I've heard "dub-dub-dub". But yeah, saying the abbreviation is longer than the words it's abbreviating! 😀
Same thing in French. Doublevédoublevédoublevé. So. long.
It never got over you
Just like how back in the earlier days, you didn't necessarily have to type "http://" before the www.
In the earliest days you absolutely did, it became optional later; especially once gopher:// stopped being a thing
It became assumed.
The article seems to not understand the difference between a subdomain and a name.
No pont in reading.
There's no WWW anymore. There's content and there are Internet platforms. You should consume content and and hold your breath for what platforms have for you, as part of a crowd many-many times bigger than the one at Mecca. Not G-d forbid host websites and visit them, read what others have to say, see culture and history of something real.
Guys I don't think they read the article
They did. They are not obligated by any rule to limit their associations like some dumb apes do
Originally the idea was that you would have a domain and then have a host under that domain for each service (e.g. mail.example.net, ftp.example.net, www.example.net,...). Of course eventually the web was used by a lot more people this directly than any other service so the main domain was also configured to point at the web server and then people added a redirect either in one direction (add www.) or the other (remove www.) on the first request.

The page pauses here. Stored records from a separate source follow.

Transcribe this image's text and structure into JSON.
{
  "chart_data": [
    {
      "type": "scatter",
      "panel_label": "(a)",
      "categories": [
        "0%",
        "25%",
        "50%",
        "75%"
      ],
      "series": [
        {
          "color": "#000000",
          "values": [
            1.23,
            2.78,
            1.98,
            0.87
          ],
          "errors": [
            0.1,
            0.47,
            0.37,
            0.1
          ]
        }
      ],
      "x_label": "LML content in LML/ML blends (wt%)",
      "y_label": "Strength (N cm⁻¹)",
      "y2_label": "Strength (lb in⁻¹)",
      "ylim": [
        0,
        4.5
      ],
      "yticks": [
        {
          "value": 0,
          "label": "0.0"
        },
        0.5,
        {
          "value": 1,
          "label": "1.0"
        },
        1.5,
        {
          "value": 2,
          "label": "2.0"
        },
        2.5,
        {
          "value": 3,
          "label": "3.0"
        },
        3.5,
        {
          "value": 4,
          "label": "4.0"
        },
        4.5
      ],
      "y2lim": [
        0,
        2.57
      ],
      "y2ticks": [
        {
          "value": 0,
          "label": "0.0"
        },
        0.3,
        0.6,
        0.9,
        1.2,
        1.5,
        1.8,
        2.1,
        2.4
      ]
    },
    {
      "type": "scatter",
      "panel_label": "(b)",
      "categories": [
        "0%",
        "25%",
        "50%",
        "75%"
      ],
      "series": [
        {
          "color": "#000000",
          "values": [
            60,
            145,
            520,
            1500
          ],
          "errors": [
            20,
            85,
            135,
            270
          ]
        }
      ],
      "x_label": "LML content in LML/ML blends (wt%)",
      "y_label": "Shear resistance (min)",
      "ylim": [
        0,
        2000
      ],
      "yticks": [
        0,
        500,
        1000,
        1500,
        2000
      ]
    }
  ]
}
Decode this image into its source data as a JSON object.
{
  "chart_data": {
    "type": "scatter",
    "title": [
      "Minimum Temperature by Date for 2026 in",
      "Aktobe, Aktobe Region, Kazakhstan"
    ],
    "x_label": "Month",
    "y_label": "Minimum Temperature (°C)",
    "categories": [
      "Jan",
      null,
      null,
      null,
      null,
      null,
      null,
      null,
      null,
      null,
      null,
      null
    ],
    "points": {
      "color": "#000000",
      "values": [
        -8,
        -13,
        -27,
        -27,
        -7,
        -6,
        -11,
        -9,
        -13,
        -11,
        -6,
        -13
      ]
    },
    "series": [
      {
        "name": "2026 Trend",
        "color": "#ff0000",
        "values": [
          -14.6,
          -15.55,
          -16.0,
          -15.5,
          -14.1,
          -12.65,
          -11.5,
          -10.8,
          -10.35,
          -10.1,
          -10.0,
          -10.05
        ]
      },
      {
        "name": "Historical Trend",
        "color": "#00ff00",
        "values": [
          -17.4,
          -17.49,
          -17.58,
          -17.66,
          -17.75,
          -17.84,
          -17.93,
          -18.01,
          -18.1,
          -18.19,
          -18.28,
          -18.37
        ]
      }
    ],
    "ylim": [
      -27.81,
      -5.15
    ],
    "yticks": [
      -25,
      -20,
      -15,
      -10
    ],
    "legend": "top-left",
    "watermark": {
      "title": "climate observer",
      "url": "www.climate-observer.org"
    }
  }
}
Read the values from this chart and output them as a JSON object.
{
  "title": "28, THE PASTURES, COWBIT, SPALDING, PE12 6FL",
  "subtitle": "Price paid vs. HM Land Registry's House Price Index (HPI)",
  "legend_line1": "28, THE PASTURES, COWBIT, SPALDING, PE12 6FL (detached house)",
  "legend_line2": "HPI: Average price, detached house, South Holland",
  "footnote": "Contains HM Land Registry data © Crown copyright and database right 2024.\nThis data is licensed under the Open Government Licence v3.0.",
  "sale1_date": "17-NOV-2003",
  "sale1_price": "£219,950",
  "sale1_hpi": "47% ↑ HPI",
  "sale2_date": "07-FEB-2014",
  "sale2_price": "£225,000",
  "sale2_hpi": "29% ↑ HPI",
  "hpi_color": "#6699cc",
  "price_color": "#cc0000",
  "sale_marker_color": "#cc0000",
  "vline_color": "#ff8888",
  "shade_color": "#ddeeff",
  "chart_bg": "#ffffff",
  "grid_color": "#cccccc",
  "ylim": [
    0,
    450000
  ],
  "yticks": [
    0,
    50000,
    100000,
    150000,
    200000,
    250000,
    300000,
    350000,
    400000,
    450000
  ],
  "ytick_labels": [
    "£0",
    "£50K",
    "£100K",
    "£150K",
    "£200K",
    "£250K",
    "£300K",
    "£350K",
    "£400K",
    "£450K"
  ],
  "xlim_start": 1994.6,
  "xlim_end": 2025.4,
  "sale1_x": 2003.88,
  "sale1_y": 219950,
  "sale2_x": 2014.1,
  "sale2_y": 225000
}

The final piece is that often each of those services would be on a different computer entirely, each with a different public IP address. Otherwise the port is sufficient to sperate most services on a common domain.
There was a good long while where IP addresses were still unutilized enough that there was no reason to even try being conservative.
Originally there also wasn't any name-based virtual hosting, especially in SSL/TLS-based services like HTTPS so you needed one IP per name if you wanted to host multiple websites.
And part of the disappearance of www. now is probably that strange decision by Chrome to hide it.
Well also at one point www.domain.com may have actually been a single physical server. That hasn't been true for sites of any size in a long time.
Yes that's what the article said.
Yeah, but in many, many more words than necessary to be honest.